И как на экране — где-то далеко внизу на секунду передо мной — побелевшие губы О; прижатая к стене в проходе, она стояла, загораживая свой живот сложенными накрест руками. И уже нет ее — смыта, или я забыл о ней, потому что…
Это уже не на экране — это во мне самом, в стиснутом сердце, в застучавших часто висках. Над моей головой слева, на скамье, вдруг выскочил R-13 — брызжущий, красный, бешеный. На руках у него — I, бледная, юнифа от плеча до груди разорвана, на белом — кровь. Она крепко держала его за шею, и он огромными скачками — со скамьи на скамью — отвратительный и ловкий, как горилла, — уносил ее вверх.
Будто пожар у древних — все стало багровым, — и только одно: прыгнуть, достать их. Не могу сейчас объяснить себе, откуда взялась у меня такая сила, но я, как таран, пропорол толпу — на чьи-то плечи — на скамьи, — и вот уже близко, вот схватил за шиворот R:
— Не сметь! Не сметь, говорю. Сейчас же (к счастью, моего голоса не было слышно — все кричали свое, все бежали).

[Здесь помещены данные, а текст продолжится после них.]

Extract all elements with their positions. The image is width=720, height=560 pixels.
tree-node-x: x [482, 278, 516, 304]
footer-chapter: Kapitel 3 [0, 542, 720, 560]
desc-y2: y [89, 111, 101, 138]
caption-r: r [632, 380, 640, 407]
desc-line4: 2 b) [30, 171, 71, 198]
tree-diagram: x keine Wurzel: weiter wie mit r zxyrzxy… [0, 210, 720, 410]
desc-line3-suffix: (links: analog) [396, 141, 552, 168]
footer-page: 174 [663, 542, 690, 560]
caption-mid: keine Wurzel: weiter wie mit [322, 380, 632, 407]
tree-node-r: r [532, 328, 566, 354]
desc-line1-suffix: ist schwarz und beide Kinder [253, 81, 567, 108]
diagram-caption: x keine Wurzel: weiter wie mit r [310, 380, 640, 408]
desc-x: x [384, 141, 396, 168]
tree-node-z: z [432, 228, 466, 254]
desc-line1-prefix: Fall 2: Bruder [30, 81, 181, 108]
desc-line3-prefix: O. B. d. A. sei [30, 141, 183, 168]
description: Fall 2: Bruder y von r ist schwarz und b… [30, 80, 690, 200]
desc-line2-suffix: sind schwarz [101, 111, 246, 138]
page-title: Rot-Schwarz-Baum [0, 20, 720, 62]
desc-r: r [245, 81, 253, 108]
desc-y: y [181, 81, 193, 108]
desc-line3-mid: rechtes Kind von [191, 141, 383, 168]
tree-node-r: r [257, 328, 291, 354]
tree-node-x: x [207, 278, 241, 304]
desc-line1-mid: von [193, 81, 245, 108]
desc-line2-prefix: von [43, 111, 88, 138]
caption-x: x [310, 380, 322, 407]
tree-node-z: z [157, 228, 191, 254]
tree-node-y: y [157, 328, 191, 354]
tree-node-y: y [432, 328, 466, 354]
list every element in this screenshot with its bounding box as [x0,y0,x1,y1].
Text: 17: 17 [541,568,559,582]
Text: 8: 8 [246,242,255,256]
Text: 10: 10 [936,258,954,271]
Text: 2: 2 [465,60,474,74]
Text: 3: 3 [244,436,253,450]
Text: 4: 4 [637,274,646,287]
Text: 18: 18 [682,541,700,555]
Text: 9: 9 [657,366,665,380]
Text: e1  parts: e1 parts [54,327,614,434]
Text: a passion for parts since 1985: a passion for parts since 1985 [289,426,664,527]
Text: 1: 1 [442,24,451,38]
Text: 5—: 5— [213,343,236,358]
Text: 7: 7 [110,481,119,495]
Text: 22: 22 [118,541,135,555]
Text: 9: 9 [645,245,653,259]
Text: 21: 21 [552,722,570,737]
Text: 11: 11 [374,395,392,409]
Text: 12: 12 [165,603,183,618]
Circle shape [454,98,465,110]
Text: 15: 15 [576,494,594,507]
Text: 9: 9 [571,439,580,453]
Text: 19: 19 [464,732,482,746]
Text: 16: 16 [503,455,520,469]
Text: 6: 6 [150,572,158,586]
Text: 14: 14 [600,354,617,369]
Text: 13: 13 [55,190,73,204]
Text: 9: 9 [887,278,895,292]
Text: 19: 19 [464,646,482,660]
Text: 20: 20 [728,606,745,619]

— Кто? Что такое? Что? — обернулся, губы, брызгая, тряслись — он, вероятно, думал, что его схватил один из Хранителей.
— Что? А вот не хочу, не позволю! Долой ее с рук — сейчас же!
Но он только сердито шлепнул губами, мотнул головой и побежал дальше. И тут я — мне невероятно стыдно записывать это, но мне кажется: я все же должен, должен записать, чтобы вы, неведомые мои читатели, могли до конца изучить историю моей болезни — тут я с маху ударил его по голове. Вы понимаете — ударил! Это я отчетливо помню. И еще помню: чувство какого-то освобождения, легкости во всем теле от этого удара.